Similar symptoms as above, in men, can cause low sperm count. TCM can therefore help to increase sperm and make it healthier.
When to take Chinese herbs
A practitioner will tell you that you should begin taking the herbs at least four to six months before trying to conceive. This gives the body a decent amount of time to adjust to change.
- As with any medication, some side effects may occur when taking TCM, but generally there are less side effects from TCM than from WM.
- These will vary, depending on the person. Your herbal practitioner will be able to adjust the herbs accordingly, if you notice any adverse symptoms.
- Never buy herbs from a practitioner who is not highly qualified.
- Always consult a recommended practitioner and ask what each herb is, that is being prescribed. Your practitioner should be able to explain what each component of your mixture is for.
- Side effects are more likely to occur if taking TCM in conjunction with WM.

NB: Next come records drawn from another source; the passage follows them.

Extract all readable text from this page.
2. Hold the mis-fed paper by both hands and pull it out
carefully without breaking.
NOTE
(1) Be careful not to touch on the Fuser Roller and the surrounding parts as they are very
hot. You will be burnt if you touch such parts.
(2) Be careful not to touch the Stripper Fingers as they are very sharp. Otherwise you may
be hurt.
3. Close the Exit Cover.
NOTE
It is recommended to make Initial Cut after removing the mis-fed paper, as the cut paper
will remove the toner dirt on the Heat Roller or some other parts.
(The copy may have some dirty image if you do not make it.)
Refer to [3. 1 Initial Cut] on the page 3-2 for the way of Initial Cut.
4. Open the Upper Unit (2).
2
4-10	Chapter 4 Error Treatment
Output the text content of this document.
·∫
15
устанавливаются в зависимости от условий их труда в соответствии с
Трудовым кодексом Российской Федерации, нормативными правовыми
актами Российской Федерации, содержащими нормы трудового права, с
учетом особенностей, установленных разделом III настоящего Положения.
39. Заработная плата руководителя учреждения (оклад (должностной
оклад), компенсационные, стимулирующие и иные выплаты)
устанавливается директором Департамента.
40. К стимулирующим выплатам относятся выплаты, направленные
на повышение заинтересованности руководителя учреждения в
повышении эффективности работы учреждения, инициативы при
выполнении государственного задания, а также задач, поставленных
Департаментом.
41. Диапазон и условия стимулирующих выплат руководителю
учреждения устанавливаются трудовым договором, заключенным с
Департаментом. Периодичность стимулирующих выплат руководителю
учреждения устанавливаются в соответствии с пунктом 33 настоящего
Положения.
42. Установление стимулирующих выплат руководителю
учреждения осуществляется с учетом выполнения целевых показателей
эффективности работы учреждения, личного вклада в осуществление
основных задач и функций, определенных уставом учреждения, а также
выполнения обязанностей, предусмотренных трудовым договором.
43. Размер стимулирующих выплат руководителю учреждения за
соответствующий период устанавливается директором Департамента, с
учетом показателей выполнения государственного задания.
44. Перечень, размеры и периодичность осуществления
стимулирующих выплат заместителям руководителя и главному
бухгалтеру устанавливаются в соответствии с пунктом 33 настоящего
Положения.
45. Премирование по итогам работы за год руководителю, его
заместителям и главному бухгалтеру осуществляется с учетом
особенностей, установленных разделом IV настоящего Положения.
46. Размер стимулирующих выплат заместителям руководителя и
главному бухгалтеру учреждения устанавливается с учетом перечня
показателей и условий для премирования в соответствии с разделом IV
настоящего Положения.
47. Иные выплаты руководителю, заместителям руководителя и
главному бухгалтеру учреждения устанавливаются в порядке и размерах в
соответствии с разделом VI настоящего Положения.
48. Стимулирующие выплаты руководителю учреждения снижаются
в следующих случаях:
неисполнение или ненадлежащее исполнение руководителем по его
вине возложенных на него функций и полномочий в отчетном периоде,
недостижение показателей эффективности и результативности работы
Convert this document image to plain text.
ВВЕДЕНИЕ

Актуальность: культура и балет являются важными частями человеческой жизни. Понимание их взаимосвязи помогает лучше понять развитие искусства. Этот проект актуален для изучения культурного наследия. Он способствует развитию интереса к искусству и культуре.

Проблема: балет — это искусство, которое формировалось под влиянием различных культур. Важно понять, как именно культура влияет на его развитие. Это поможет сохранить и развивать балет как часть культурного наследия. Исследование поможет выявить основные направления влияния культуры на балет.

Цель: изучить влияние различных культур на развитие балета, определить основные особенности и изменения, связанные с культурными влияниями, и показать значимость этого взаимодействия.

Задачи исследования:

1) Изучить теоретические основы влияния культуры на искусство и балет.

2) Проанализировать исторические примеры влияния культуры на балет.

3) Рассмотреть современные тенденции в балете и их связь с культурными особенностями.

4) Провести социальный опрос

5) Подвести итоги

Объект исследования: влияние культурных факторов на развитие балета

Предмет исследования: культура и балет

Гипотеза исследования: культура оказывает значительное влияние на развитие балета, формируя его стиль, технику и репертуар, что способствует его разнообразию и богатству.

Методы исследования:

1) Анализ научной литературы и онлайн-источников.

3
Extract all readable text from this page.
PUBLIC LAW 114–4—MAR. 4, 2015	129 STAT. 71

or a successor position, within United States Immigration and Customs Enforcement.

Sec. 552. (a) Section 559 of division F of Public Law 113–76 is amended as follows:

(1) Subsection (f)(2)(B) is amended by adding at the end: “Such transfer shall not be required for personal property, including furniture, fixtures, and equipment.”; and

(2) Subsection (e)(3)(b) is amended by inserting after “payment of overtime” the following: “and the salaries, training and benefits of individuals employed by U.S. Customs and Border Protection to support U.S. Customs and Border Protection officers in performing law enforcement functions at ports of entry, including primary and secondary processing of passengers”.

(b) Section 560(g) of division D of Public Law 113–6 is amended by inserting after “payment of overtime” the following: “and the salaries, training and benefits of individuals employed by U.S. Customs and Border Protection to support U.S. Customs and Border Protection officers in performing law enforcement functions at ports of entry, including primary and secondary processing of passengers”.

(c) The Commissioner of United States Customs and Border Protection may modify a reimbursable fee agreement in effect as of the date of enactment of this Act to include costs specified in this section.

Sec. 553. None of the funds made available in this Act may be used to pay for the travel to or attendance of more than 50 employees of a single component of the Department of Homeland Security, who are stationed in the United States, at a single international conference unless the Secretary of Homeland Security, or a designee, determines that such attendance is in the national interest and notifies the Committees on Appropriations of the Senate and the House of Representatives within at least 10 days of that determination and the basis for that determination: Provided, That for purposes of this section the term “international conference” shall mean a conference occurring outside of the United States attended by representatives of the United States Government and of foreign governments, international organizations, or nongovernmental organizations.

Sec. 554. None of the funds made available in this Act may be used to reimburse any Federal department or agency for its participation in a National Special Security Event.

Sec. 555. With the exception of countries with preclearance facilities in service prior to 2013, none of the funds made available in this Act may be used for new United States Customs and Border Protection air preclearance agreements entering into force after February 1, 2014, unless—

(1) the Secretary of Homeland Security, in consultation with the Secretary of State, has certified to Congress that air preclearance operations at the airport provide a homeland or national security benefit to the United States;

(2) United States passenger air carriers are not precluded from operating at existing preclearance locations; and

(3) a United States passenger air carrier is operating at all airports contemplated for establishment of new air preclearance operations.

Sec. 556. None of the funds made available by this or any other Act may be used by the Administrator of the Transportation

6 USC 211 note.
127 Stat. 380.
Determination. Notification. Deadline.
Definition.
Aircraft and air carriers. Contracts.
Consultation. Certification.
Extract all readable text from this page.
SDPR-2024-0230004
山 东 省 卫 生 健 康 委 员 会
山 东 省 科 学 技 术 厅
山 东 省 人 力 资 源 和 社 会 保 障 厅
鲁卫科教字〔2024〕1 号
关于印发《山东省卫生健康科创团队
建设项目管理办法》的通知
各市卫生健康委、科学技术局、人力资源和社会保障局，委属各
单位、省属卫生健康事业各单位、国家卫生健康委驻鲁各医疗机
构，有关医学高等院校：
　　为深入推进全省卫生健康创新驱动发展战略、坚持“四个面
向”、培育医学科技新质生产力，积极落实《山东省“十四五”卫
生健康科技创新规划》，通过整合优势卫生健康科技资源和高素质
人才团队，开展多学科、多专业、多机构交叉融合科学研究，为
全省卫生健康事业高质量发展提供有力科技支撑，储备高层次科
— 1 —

- Some people also have allergic reactions to certain plants. Be sure to tell your practitioner if you have any allergies, including those to plants or pollen.
A Personal Note
Once I had started taking Chinese herbs, I noticed a small amount of spotting that occurred between menstrual cycles. It was nothing alarming; just some small, light pinkish-brown spots. I asked my practitioner about this and she explained that it was quite normal for a woman to experience some spotting. It can be caused by a drop in estrogen levels before the progesterone takes over. She said that my menstrual cycle was regulating itself and there was nothing to be alarmed about. It stopped happening after the second month.
Note: I am not a medical practitioner and do not prescribe medication to anyone. This article is based solely on my own research into natural remedies and trying to conceive at an advanced age.
This content is accurate and true to the best of the author’s knowledge and does not substitute for diagnosis, prognosis, treatment, prescription, and/or dietary advice from a licensed health professional. Drugs, supplements, and natural remedies may have dangerous side effects. If pregnant or nursing, consult with a qualified provider on an individual basis. Seek immediate help if you are experiencing a medical emergency.